The National Women's Law Center and the Labor Council for Latin American Advancement subsequently filed suit against OMB. Last Monday, the District Court found that OMB's stay of the EEOC's collection of pay data was "arbitrary and capricious" in violation of the Administrative Procedure Act (APA). After a lengthy discussion about whether the plaintiffs had standing to sue and whether OMB's stay was a reviewable final agency action, the court found that OMB's decision to stay the collection for information lacked a reasoned explanation required by the APA. The court said that OMB could not rely on the EEOC's updated data specifications for its change in position as the data specifications did not change the information the EEOC sought to collect and were "hyper-technical formatting changes that have no real consequences for employers." Further, the District Court found that OMB did not analyze the data file specifications to determine whether they meaningfully changed the employers' burden of collecting pay data. Accordingly, the District Court vacated the stay and ordered that the revised EEO-1 form go into effect. At present, affected employers must provide their updated EEO-1 form by May 31, 2019.

The path forward for employers remains uncertain. First, it's possible that the decision may be appealed, for example, on organizational standing grounds, whether OMB's stay constituted a reviewable final agency action, and/or what constitutes a reasoned explanation of agency action. Second, the EEOC could extend the deadline for employers to submit the EEO-1 form, just as it did after the government shutdown earlier this year. Third, the EEOC could reverse its position on the revised EEO-1 form entirely. Currently, the EEOC has only two members, Commissioner Charlotte Burrows, who has stated that she favors the revised EEO-1 form, and Acting Chair Victoria Lipnic who voted against it. A potential tiebreaker could be the President's nominee for EEOC Chair, Janet Dhillon, who said during her confirmation hearings in September 2017 that she would favor replacing the revised EEO-1 with some other type of employee compensation data collection.

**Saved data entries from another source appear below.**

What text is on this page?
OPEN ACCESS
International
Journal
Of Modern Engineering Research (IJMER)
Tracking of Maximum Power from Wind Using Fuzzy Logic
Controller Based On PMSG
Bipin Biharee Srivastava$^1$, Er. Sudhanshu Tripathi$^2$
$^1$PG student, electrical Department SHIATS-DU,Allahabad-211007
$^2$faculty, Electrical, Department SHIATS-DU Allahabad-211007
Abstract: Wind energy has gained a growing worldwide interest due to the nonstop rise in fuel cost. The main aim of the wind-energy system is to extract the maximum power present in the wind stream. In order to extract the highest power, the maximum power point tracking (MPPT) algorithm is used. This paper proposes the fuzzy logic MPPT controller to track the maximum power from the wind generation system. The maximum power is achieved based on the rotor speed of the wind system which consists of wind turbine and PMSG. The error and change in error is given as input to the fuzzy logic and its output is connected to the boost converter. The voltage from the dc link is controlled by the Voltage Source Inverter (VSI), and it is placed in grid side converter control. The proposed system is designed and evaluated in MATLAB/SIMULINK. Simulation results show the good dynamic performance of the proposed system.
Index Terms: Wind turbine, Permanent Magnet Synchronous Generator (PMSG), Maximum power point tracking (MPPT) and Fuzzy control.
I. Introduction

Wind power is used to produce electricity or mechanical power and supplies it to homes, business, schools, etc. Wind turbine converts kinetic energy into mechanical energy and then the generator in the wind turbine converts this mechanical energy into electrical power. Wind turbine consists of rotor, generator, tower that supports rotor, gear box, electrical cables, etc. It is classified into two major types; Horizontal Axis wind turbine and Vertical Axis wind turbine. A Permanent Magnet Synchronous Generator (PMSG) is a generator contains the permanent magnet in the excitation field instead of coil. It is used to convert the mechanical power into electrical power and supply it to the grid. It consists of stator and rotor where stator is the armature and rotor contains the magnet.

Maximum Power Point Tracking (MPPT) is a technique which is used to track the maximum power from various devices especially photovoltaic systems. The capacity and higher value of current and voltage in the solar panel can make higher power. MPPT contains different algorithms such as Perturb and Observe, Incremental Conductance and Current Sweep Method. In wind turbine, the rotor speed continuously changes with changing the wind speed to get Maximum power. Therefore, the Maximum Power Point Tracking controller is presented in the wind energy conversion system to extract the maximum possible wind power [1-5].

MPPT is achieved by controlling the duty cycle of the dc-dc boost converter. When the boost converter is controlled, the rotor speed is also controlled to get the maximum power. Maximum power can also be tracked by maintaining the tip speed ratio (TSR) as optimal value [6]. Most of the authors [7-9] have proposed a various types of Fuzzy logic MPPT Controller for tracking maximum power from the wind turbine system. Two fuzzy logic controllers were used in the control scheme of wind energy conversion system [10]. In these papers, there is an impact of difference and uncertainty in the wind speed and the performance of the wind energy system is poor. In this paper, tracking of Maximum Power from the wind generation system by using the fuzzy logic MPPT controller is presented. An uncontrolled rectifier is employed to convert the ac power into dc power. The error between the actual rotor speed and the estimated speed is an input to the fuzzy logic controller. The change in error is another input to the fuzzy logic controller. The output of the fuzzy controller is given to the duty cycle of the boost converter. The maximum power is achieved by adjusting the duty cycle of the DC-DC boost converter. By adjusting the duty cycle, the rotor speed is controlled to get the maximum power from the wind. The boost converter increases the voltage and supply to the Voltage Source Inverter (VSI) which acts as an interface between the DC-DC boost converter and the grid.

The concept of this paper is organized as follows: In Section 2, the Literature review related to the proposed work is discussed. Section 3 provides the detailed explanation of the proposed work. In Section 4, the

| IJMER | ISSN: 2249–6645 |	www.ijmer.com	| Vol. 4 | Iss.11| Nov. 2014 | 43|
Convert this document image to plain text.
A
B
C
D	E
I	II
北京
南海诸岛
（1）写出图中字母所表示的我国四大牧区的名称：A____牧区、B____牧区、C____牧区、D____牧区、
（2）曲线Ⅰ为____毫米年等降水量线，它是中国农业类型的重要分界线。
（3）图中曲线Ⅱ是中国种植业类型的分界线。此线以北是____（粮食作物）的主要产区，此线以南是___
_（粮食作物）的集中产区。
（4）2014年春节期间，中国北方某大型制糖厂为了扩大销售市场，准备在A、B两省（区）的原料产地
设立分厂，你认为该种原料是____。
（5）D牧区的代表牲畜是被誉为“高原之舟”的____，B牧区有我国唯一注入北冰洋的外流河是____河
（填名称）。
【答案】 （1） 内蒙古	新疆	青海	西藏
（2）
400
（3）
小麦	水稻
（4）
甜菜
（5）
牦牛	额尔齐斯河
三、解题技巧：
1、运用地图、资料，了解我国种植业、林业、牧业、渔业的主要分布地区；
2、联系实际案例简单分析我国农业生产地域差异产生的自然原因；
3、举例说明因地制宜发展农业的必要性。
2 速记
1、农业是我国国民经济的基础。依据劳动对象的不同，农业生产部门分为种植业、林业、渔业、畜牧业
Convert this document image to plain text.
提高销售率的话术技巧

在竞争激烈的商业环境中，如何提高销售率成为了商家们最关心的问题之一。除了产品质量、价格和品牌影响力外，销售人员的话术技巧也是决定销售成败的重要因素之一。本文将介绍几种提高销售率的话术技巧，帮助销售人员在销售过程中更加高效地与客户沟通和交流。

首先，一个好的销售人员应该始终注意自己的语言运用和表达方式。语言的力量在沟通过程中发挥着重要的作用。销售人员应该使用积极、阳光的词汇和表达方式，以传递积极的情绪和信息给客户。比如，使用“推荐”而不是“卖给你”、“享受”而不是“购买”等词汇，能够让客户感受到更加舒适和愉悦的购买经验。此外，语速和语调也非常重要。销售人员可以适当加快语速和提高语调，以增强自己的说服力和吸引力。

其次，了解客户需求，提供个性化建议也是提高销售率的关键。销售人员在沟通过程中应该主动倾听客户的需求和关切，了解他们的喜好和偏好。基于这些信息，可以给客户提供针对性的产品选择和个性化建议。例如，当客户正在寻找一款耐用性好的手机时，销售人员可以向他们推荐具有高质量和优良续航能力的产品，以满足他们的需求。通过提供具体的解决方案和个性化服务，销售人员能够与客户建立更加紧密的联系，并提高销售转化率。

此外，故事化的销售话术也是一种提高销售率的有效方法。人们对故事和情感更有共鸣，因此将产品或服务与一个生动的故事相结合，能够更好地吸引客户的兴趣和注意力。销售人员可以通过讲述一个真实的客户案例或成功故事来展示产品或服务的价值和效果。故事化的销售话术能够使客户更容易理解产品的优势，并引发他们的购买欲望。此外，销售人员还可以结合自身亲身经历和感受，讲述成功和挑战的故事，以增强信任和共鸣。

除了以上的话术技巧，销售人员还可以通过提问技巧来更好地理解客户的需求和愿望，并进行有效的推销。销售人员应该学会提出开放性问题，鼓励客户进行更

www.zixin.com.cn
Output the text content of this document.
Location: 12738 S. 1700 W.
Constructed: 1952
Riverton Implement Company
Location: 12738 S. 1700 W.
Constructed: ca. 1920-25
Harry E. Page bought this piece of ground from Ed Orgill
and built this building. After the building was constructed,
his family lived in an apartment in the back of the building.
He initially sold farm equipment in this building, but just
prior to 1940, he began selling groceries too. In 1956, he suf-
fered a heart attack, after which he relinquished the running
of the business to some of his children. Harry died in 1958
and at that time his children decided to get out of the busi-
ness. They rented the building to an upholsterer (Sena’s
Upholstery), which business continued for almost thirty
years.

It also remains to be seen how the EEOC will use the pay data that it collects, with or without the revised form. Since the revised EEO-1 form was first approved in 2016, the EEOC has created a new Office of Enterprise Data and Analytics (OEDA), led by Chief Data Officer Dr. Chris Haffer. OEDA plans to use powerful data analytics tools to analyze employer data, including data submitted via EEO-1 forms.

While the EEOC contends that the revised EEO-1 form will allow it to better assess pay discrimination, employers are rightfully concerned that the form may indicate "false positives," as the broad EEO-1 job categories are not designed to group employees who perform similar work (as defined by federal and state equal pay and anti-discrimination statutes). Additionally, the form's structure fails to account for bona fide factors that legitimately explain pay differentials (including, for example, performance, productivity, advanced skills or expertise, and other factors recognized under both state and federal law). The use of W-2 data also has the potential to be misleading because of how certain types of compensation are (and are not) reported. One easy example is a situation in which two employees receive the same amount of stock options, but one chooses to exercise in a particular calendar year and the other does not.

Employers should keep a close eye on how these events unfold over the coming days and weeks. We will do the same and report on any important updates.